Ok so a cool video idea is to how this proof I thought of for proving the limit in the title. I’m only a calc 2 student so if there’s any holes in my proof let me know!

Consider a regular polygon, P, with n sides and a radius of 1. In this case, radius meaning the distance from the center of P to one of its vertices.

You can divide P into n similar triangles of equal area by connecting each vertex of P to the center.

Now, consider one of those triangles. Two of the sides are radii of P, so the triangle is isosceles. The non-similar angle is equal to 2pi/n, as in order for all the triangles to be similar, the angles must be equal and those angles must also add up to 2pi. Now, you can create two equal right triangles by splitting the original triangle exaxtly in two from the angle 2pi/n. As there are two of these right triangles per original triangles in P, there are 2n of the right trangles in P.

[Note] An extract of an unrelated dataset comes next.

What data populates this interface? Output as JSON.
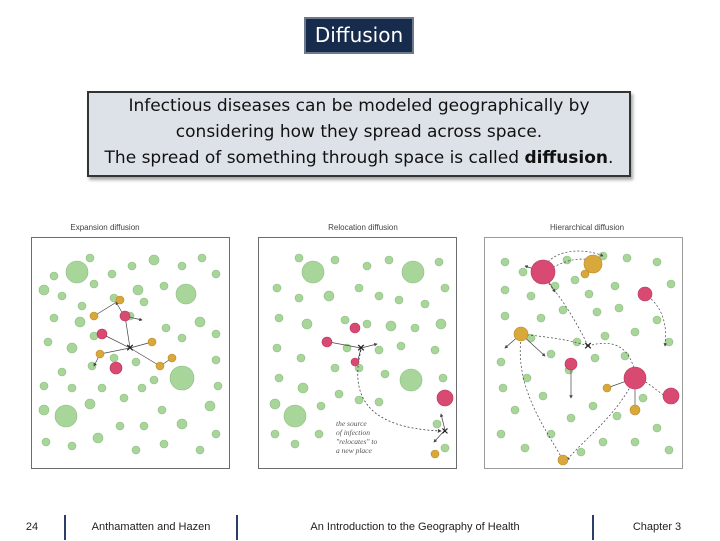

Now, consider one of these right triangles. The hypotenuse is 1 since that is a radius of P. One of the angles in this right triangle is pi/n, since the 2pi/n angle was split exactly in half above. In order to get the area of this triangle, you multiply together the two non-hypotenuse sides (the base, b, and the height, h) and divide by 2.

Now, we know that sin(pi/n)=b/1=b and cos(pi/n)=h/1=h. You get these by just applying the definition of sin as opposite/hypotenuse and cos as adjacent/hypotenuse respectively. Therefore, an expression for the area of one of these right triangles (A_r) is: A_r=sin(pi/n)cos(pi/n)/2

Doing some manipulation yields:

sin(pi/n)cos(pi/n)/2=2sin(pi/n)cos(pi/n)/4=sin(2pi/n)/4

So A_r=sin(2pi/n)/4

Recall that, as stated above, there are 2n of these triangles in P. Therefore, multiplying A_r by 2n will yield the area of P (A_p).

A_p=2n*A_r=2n sin(2pi/n)/4=n sin(2pi/n)/2

So A_p=n sin(2pi/n)/2

Next, we’re going to want to take the limit of A_p as n -> infinity. First, let’s consider what that actually means for our polygon, P. As the number of sides of a regular polygon approaches infinity, the polygon approaches a circle. In particula, since the radius of P is fixed at 1, as the number of sides of P approach infinity, P approaches the unit circle. Therefore, its area, by definition, approaches pi.

With this knowledge, we can now say that the limit as n->infinity of n sin(2pi/n) / 2 =pi. We could prove that limit with L’Hopital’s Rule, but we need the limit in the title to find the derivative of sin, so we really can’t use L’Hopital’s Rule in this case. Anyway, using the constant rule of limits, we can move the 1/2 to the outside of the limit. We can also multiply both sides of the above equation by 2, yielding:

limit n->infinity n sin(2pi/n) = 2pi

To pretty much finish this, we can make a substitution in the above limit. We can let x=2pi/n. Therefore, as n->infinity, x->0. Also, n=2pi/x. Substituting all of this in, we get: limit x->0 2pi/x sin(x) = 2pi. Using the constant rule of limits, we can briby the 2pi to the outside of the limit and, since 2pi is not equal to 0, we can divide it on both sides. This gives us:

limit x->0 sin(x)/x = 1

as desired.

Anyway, I hope BlackPenRedPen considers this for a video because I think this is quite cool. Hope you guys liked this!

This is awesome!! BPRP should do this in his 100 trig identities video. BTW, if you make a youtube channel someday (or if you already have one) this'll get you some subs :) (at least my sub)

Nice proof!

Good work. So nice to see another approach.